One of the folks in this same circle of friends ran a used bookstore. We’d congregate there sometimes to watch movies, play computer games, and just hang out in a safe space surrounded by books. On my first visit to the bookstore, I noticed a high table in the back room (probably a dresser, come to think of it) covered with a satin cloth, set with a variety of curious objects: candles, a wine glass, a black-hilted Ka-Bar style knife, and what was clearly a wand of some sort. I knew nothing about magic other than what I found within the confines of fantasy novels and D&D gamebooks, but even I could put two and two together, so I approached the shopkeeper and asked him about it.
“Why do you ask?” he responded.
“Just curious,” I said.
“Well, I’m a witch,” he started, “and that’s my altar.”

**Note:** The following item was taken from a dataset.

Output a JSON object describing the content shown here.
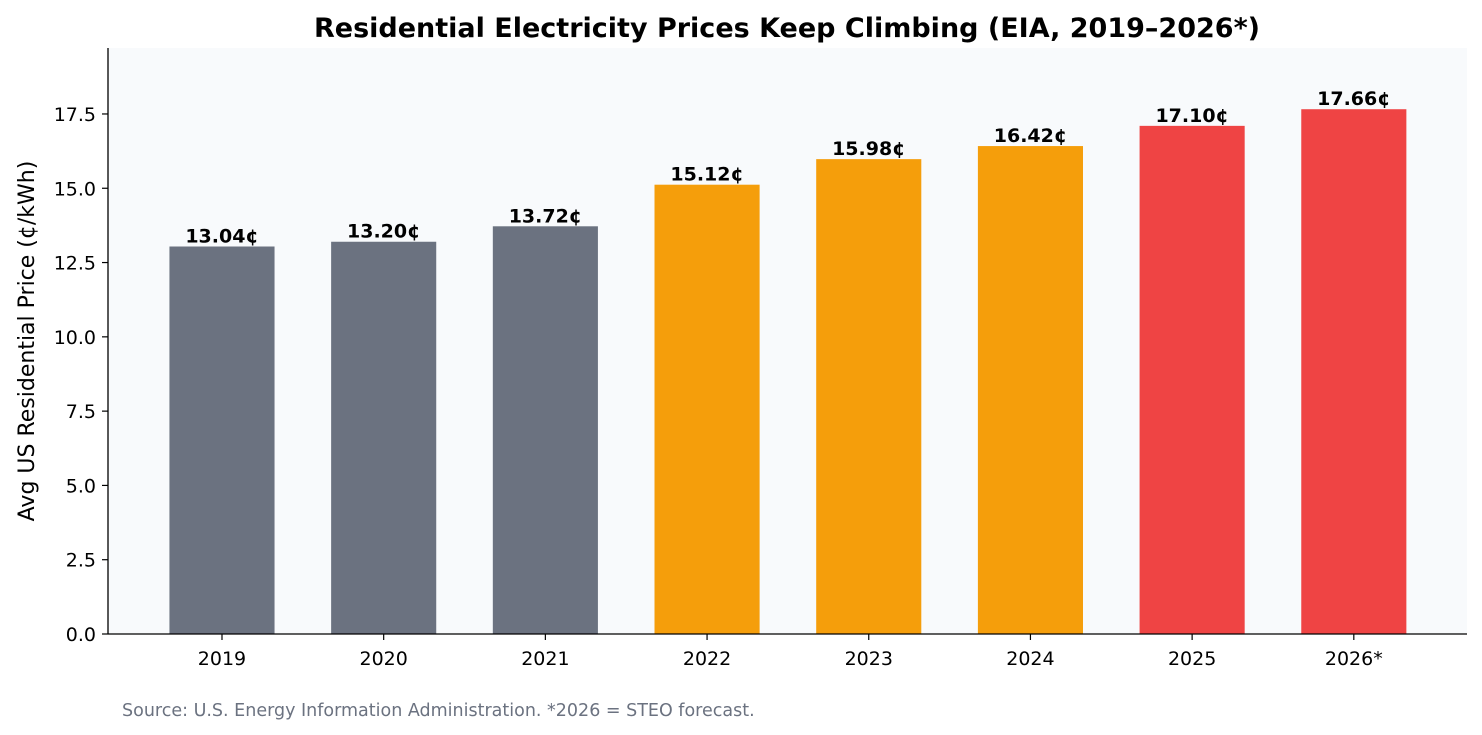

“Oh.” I thought about this a moment. “Can you, uh, tell me more about that?”
He thought about it for a moment, then left the room, returning a moment later with a couple of books. “Here, read these,” he said, handing them to me.
They were, of course, Drawing Down the Moon and The Spiral Dance.
I read those books with the kind of ravening spiritual hunger only the adolescent can truly muster, an intellectual and emotional craving which consumed me. In those pages, and in the context of my fellow weirdlings, I first found a spirituality which spoke to me, one which embraced both my burgeoning queer sexuality and gender and my desperate desire for community, safety, power, and freedom. It wasn’t a religion, exactly, but it was something that spoke to that same space in my heart, and told me—for, perhaps, the first time in my life—that I was worthy, worthwhile, and beautiful. I was dust and ashes, I was meat and bone, but I was also filled with sparks of the smokeless fire that lives at the heart of stars. I was spirit and flesh, not either but both. Both were beautiful, messy, sexual, and real.
And thus it was that I took my first faltering steps along the Path of the Wise, the Crooked Path of witchcraft and sorcery.